The Germans are massing for a gigantic drive on Nancy. In three weeks, some say, the offensive is to begin; three days, say others. Nancy is to be another Verdun. If they break through they will pass this way. The American troops are being withdrawn from this neighborhood: any day the order may come for us to leave. At Paris the political situation is dark. Some people even fear a popular uprising against the government. I hinted at this to Monsieur, he shook his old head hopelessly. But yes, things were in a bad way. Now if France only had Veelson at her head! France and Veelson! His gesture indicated the grandeur of such a contingency. As it was, France lacked a leader. And underneath all this runs another rumour, still darker, still more disquieting. The French, the gallant French, they say, are “laying down.” They are ready to make peace at any price. They are played out, sick to death of it all!

“Forty-two months in the trenches!” cried a sergeant en-permission last night; “It is enough! I am through. Let the Americans do it!”

And this feeling, they tell us, is wide-spread. The people see our soldiers day after day, in the training camps, inactive. “What are they here for?” they are asking. “Why don’t they fight? Are they going to wait until it is all over?”

Will our soldiers, half-trained as they are, and a mere handful, be forced, to satisfy them, into the trenches?

In the canteen I look into the boys’ faces and smile, but my heart turns sick within me.

Bourmont, December 20.

Such a strange, incredible thing has happened,—a thing that has upset all my preconceived ideas of human nature. It began with Malotzzi. Malotzzi as his name betrays is a “wop;” he is also the smallest fellow in the company which contains many small men. Nor is he only small, but with his thin olive-tinted face and his slender body, he looks so delicate, so ethereal that you feel a breath of wind might fairly blow him away. To the company he is “a good kid, quiet, never makes any trouble.” To me he has always seemed an elfin, changeling creature, a strayed pixie, whose impishness has turned to gentleness. Child of the tenements that he is, he is possessed of the most exquisite old-fashioned courtesy that I have ever yet encountered; and he has the starriest eyes of any mortal born.

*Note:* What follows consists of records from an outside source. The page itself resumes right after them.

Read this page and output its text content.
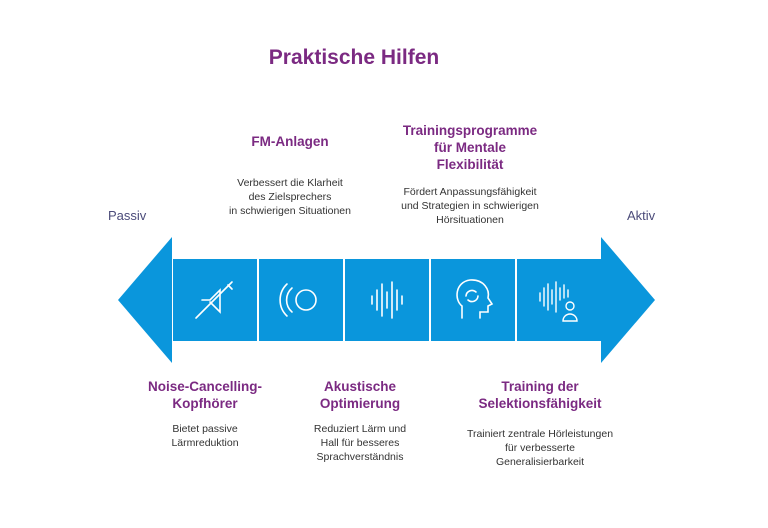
Praktische Hilfen
Passiv	Aktiv
FM-Anlagen
Verbessert die Klarheit
des Zielsprechers
in schwierigen Situationen
Trainingsprogramme
für Mentale
Flexibilität
Fördert Anpassungsfähigkeit
und Strategien in schwierigen
Hörsituationen
Noise-Cancelling-
Kopfhörer
Bietet passive
Lärmreduktion
Akustische
Optimierung
Reduziert Lärm und
Hall für besseres
Sprachverständnis
Training der
Selektionsfähigkeit
Trainiert zentrale Hörleistungen
für verbesserte
Generalisierbarkeit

Not long ago he came to the counter to show me a post-card from his sweetheart. It had an ugly picture of a red brick city block upon it, and the message scrawled in an unformed hand beneath contained little except the simple declaration that when he came home she would go with him to the photographer’s over the candy store at the corner and they would have their pictures taken together. Yet no flaming and lyric love-letter could have rendered him more naively proud. Malotzzi with a sweetheart! It was absurd, he was nothing but a child! I can well believe that Malotzzi wouldn’t make a very “snappy” soldier.

This afternoon when the company was out for drill, a certain Second Lieutenant discovered that Malotzzi hadn’t got his pack rolled up right. This was not the first time he had offended in this manner. The Lieutenant had warned him. He was angry. He took Malotzzi over to the bath-house, stripped off his blouse, tied his hands so he couldn’t struggle, and beat him with a gunstrap until he fainted.